I read a lot of articles each day about all things water. Some days I find my muse from an article in the local paper, on my Facebook feed, or through word of mouth. However, what normally happens is as my husband reads the paper, he points out each viable article to me as I sip my coffee in the morning. The writer in me usually takes to the keys after I finish at least my first pot; however; there are times when I read about something extremely important or perhaps something that will personally impact me or my family, and bang, I’m writing.
That’s exactly what happened today (2/14/16). This morning on the front of the newspaper was an article about a potential problem in the local water. As predicted, my husband placed the paper in front of my nose.
Considering that we live in northern New Jersey akin to the towns mentioned in the article, I was more than paying attention. I took a look at the headline and instead of pushing the paper aside for reading later, I grabbed it and began my due diligence.
My writings are based on information I gather from articles and other blogs. They are for the most part written to prompt the audience to have a consideration about water softening or water filtration; however, with this information I believe it is paramount that you, the reader, do your own research and have someone test your water. I know I will be. I began by pulling up articles about PFOA and what it was. Then I needed to understand where it was – my town? A town I lived in? A town someone in my family lives in?

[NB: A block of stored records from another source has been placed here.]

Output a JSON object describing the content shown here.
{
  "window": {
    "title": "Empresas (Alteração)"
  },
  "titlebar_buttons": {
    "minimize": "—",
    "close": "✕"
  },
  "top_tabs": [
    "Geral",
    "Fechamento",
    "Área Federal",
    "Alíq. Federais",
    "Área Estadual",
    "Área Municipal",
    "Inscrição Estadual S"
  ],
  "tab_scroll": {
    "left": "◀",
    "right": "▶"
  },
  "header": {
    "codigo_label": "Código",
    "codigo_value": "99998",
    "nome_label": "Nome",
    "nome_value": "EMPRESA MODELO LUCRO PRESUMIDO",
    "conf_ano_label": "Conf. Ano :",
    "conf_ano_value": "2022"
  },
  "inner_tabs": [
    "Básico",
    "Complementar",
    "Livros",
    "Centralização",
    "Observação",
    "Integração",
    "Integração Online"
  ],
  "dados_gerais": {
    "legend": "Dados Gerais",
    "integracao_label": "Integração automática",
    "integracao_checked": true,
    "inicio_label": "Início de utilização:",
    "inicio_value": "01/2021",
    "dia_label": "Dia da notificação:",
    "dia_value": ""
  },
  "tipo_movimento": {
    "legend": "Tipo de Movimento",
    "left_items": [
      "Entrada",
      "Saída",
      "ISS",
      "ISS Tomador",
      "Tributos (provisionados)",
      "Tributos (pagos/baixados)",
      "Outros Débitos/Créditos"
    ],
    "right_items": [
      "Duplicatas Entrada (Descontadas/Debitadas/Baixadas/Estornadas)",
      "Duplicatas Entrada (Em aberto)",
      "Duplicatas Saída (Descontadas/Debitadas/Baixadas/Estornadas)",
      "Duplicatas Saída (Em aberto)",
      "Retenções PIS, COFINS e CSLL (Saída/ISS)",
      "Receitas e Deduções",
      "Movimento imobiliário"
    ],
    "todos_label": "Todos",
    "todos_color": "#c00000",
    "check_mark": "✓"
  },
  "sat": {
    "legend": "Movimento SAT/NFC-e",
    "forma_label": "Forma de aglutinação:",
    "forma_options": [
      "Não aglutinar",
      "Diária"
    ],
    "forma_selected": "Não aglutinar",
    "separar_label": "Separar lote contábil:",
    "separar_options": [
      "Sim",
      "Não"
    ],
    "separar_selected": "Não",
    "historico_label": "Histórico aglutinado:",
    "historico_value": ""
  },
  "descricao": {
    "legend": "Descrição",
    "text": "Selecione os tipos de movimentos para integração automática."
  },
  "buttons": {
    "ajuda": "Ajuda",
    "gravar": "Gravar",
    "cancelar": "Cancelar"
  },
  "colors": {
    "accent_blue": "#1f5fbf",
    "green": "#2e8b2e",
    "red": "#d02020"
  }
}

What I Found Out PFOA (Perfluorooctanoic acid) also known as C8, is a chemical created from a gas that ultimately ends up being what we know today as a non-stick surface product or as we’ve come to know it Teflon. It is also found in items labeled Gor-tex. Let’s take a look at the acceptable levels for PFOA in drinking water – oh wait – there are NONE. The EPA has determined that .04 parts/billion is considered the line; however, a growing number of researchers believe that at .02 parts/billion, which is the norm in most towns in NJ, is still way too high.
Health Concerns Associated with PFOA Laboratory studies show that animals exposed to PFOA showed an increased risk of certain tumors of the liver, testicles and mammary glands, as well as the pancreas. Normally well-conducted studies in animals can provide a good indication of what exposures cause cancers in humans; however, with PFOA there are clear differences in how the bodies of humans and animals differ handling this chemical. Studies in humans have found that people exposed to PFOA do have high risks of bladder and kidney cancers. Those who work directly with these products are at the most risk because the product is released as a gas form.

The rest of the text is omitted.